Nadella did well in the last decade to consolidate the MS stack (Teams, Azure, Office) and to invest in OpenAI when he realized MS's internal efforts wouldn't yield the expected output. He has protected their turf and made some strategic acquisitions like Linkedin and Github to keep their lead in enterprise software. From the POV of Wall Street performance and stock returns, he is a definitely a great CEO but so are Cook, Pichai even Ellison.

bitpush 6 hours ago | parent | prev | next [-]

One should not forget that Mr Cook was handpicked by Jobs himself. So if Apple is lacking taste or leadership, it is partly Jobs' own making

gjvc 4 hours ago | parent [-]

yes but he was desperate (dying) when he made the choice

akmarinov 3 hours ago | parent [-]

His dying was also part of his lack of taste, since he went with alternative medicine rather than actual medicine

bn-l 4 hours ago | parent | prev | next [-]

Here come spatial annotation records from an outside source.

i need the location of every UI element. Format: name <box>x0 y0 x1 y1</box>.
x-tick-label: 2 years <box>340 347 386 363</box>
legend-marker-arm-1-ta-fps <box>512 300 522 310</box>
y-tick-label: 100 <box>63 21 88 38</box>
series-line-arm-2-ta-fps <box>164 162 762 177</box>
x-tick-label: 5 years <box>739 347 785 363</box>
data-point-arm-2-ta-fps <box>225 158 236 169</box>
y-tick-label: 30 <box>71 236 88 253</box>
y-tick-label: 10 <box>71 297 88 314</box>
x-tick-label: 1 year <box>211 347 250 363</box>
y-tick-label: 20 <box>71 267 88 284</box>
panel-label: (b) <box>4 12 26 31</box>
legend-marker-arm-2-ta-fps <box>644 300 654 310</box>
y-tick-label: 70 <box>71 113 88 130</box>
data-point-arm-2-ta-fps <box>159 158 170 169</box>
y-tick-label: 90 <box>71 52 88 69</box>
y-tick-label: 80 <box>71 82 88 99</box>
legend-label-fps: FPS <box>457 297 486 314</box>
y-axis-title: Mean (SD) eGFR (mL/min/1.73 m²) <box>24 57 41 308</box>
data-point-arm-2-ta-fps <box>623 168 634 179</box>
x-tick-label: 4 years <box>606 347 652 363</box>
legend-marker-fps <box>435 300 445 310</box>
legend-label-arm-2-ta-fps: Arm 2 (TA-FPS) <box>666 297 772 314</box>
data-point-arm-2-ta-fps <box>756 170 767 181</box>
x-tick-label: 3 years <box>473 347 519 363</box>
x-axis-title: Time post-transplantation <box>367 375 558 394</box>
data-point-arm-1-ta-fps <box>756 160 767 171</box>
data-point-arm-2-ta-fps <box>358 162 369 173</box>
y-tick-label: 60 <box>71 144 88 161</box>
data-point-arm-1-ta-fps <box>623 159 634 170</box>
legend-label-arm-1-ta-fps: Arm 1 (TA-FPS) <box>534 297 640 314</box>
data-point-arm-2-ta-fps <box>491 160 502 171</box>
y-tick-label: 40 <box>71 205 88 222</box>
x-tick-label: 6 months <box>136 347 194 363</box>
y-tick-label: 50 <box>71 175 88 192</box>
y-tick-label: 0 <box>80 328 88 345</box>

I thought that quote came from Bill Atkinson.

card_zero an hour ago | parent [-]

Hmm. Jobs used the bicycle metaphor extensively in this advert-interview thing: https://miro.medium.com/v2/resize:fit:1050/0*SgDLtymZpgcXEA7...

Which (squinting) was printed in the WSJ in 1980: https://miro.medium.com/v2/resize:fit:1148/1*wXZ9t85eJnREeDw...

But "bicycle for the mind" might be John Sculley, 1986: https://archive.org/details/apple-retro-books-collection/App...

Unless of course Jobs said it earlier.

makeitdouble 6 hours ago | parent | prev [-]

> Jobs called the computer "a bicycle for the mind." It immediately evokes a sense of freedom, magic, and fun.

The funniest part to me: I can't imagine Jobs on a bicycle. Perhaps when he was a small kid, but as far as I know he was notoriously on the jerky side of strongly motorized vehicles.

Which could perfectly align with his vision of the iPod and iPhone as powerful, but closed and restrictive and expensive ecosystems, replacing computers.

> no matter who leads

Then only the next CEO will have a chance to reinject taste into Apple, so it needs to happen at the same time.